The marsh owl (Asio capensis) is a medium to large species of owl in the family Strigidae. The Marsh owl's habitat preference is open grassland, marshlands and short scrub, typically near marshy grounds, vleis or dams. Marsh owls prefer to nest on the ground and they have also been observed leave certain areas during drought stricken times. Their preferred habitat tends to be vulnerable to destruction due to agriculture or overgrazing.
The owls are monogamous and often territorial. They may nest in loose colonies. Territories are normally 0.8–2.5 square km but may be even smaller in denser populations. Hunting areas of neighboring pairs may overlap. The nest is typically a hollow within a patch of grass, in which the grass or shrubs are pulled over to form a canopy, and the bottom is lined with dry foliage
Marsh owls are typically found singly or in pairs. They are usually nocturnal however they have been recorded to be active during early morning and late afternoon.
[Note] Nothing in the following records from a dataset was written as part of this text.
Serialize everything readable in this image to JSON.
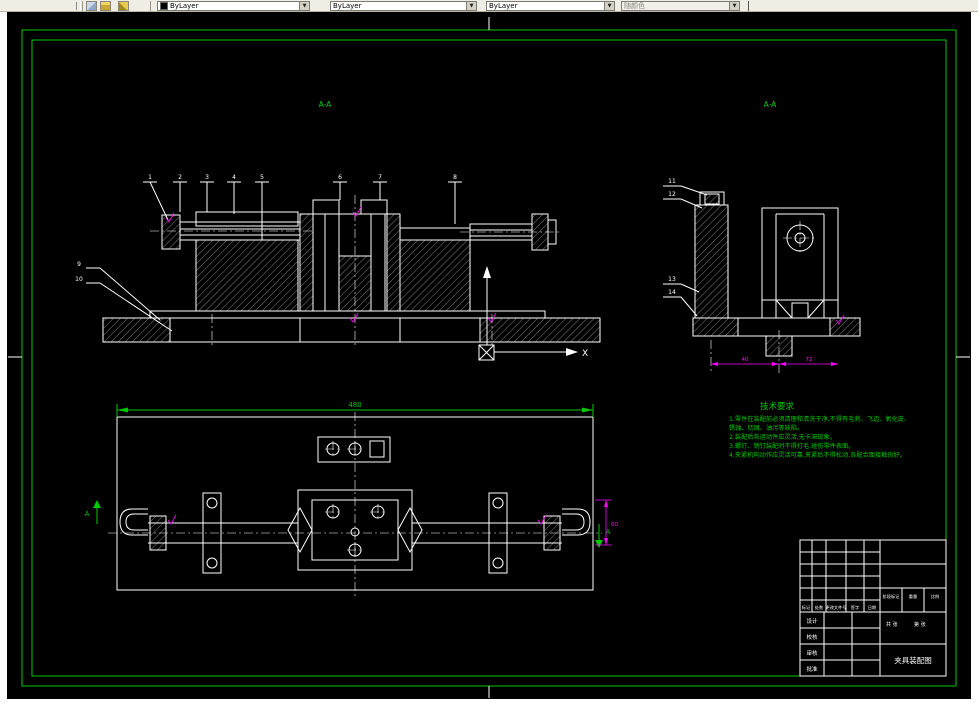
{
  "toolbar": {
    "color_value": "ByLayer",
    "linetype_value": "ByLayer",
    "lineweight_value": "ByLayer",
    "plotstyle_value": "随颜色"
  },
  "drawing": {
    "section_label_front": "A-A",
    "section_label_side": "A-A",
    "ucs_x_label": "X",
    "balloons": {
      "front": [
        "1",
        "2",
        "3",
        "4",
        "5",
        "6",
        "7",
        "8"
      ],
      "left": [
        "9",
        "10"
      ],
      "side": [
        "11",
        "12",
        "13",
        "14"
      ]
    },
    "dims": {
      "plan_width": "480",
      "side_dim1": "40",
      "side_dim2": "72",
      "plan_right": "60",
      "section_arrow": "A"
    },
    "tech": {
      "title": "技术要求",
      "lines": [
        "1.零件在装配前必须清理和清洗干净,不得有毛刺、飞边、氧化皮、",
        "  锈蚀、切屑、油污等缺陷。",
        "2.装配后各运动件应灵活,无卡滞现象。",
        "3.螺钉、销钉装配时不得打毛,碰伤零件表面。",
        "4.夹紧机构动作应灵活可靠,夹紧后不得松动,各配合面接触良好。"
      ]
    },
    "title_block": {
      "rev_headers": [
        "标记",
        "处数",
        "更改文件号",
        "签字",
        "日期"
      ],
      "sign_rows": [
        "设计",
        "校核",
        "审核",
        "批准"
      ],
      "stage_label": "阶段标记",
      "weight_label": "重量",
      "scale_label": "比例",
      "sheets": "共 张",
      "sheet_no": "第 张",
      "name": "夹具装配图"
    }
  }
}
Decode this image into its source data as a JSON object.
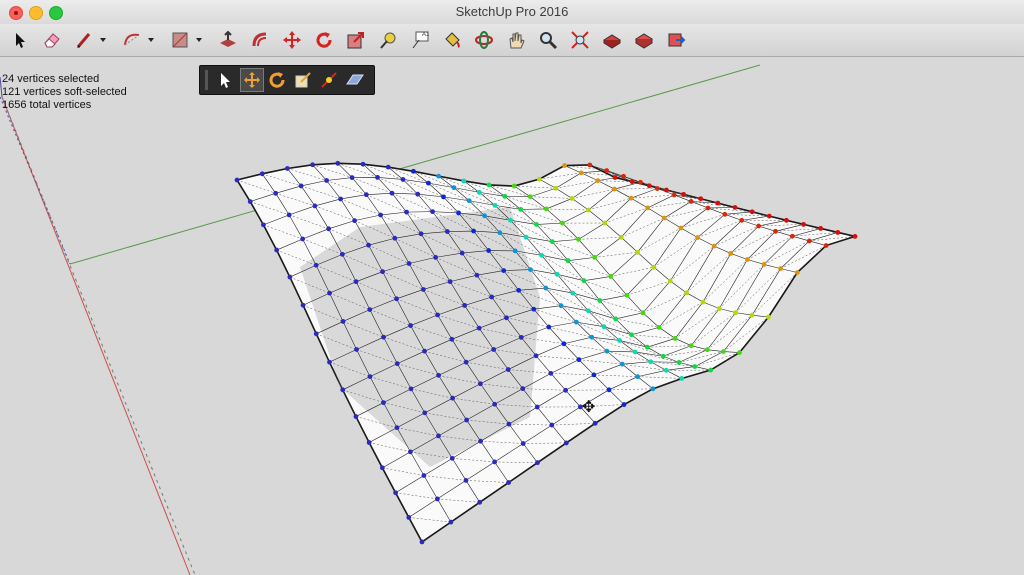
{
  "window": {
    "title": "SketchUp Pro 2016"
  },
  "toolbar": {
    "tools": [
      {
        "name": "select-icon"
      },
      {
        "name": "eraser-icon"
      },
      {
        "name": "line-icon"
      },
      {
        "name": "arc-icon"
      },
      {
        "name": "rectangle-icon"
      },
      {
        "name": "push-pull-icon"
      },
      {
        "name": "offset-icon"
      },
      {
        "name": "move-icon"
      },
      {
        "name": "rotate-icon"
      },
      {
        "name": "scale-icon"
      },
      {
        "name": "tape-measure-icon"
      },
      {
        "name": "text-icon"
      },
      {
        "name": "paint-bucket-icon"
      },
      {
        "name": "orbit-icon"
      },
      {
        "name": "pan-icon"
      },
      {
        "name": "zoom-icon"
      },
      {
        "name": "zoom-extents-icon"
      },
      {
        "name": "warehouse-icon"
      },
      {
        "name": "extension-warehouse-icon"
      },
      {
        "name": "share-model-icon"
      }
    ],
    "text_tool_label": "A1"
  },
  "status": {
    "selected": "24 vertices selected",
    "soft_selected": "121 vertices soft-selected",
    "total": "1656 total vertices"
  },
  "vertex_tools": {
    "tools": [
      {
        "name": "select-vertex-icon"
      },
      {
        "name": "vertex-move-icon",
        "active": true
      },
      {
        "name": "vertex-rotate-icon"
      },
      {
        "name": "vertex-scale-icon"
      },
      {
        "name": "soft-selection-icon"
      },
      {
        "name": "plane-icon"
      }
    ]
  },
  "colors": {
    "viewport": "#d8d8d8",
    "green_axis": "#5a9a4a",
    "red_axis": "#c85050",
    "blue_axis": "#4a4aa0",
    "vertex_selected": "#2a2ac0",
    "mesh_edge": "#111111"
  }
}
The Marsh owl typically feeds on small rodents, insects and other small vertebrates. Prey items include mice, voles, rats, shrews, young hares, bats, birds up to the size of small ducks and doves, frogs, lizards, scorpions, beetles, and grasshoppers.
Marsh owls are not listed as vulnerable or endangered, but their population is on the decline mainly due to loss of habitat through urbanization. Marsh Owls commonly breed during the winter months when fires occur. They nest on the ground in habitat that typically includes marshes, savannas and grasslands.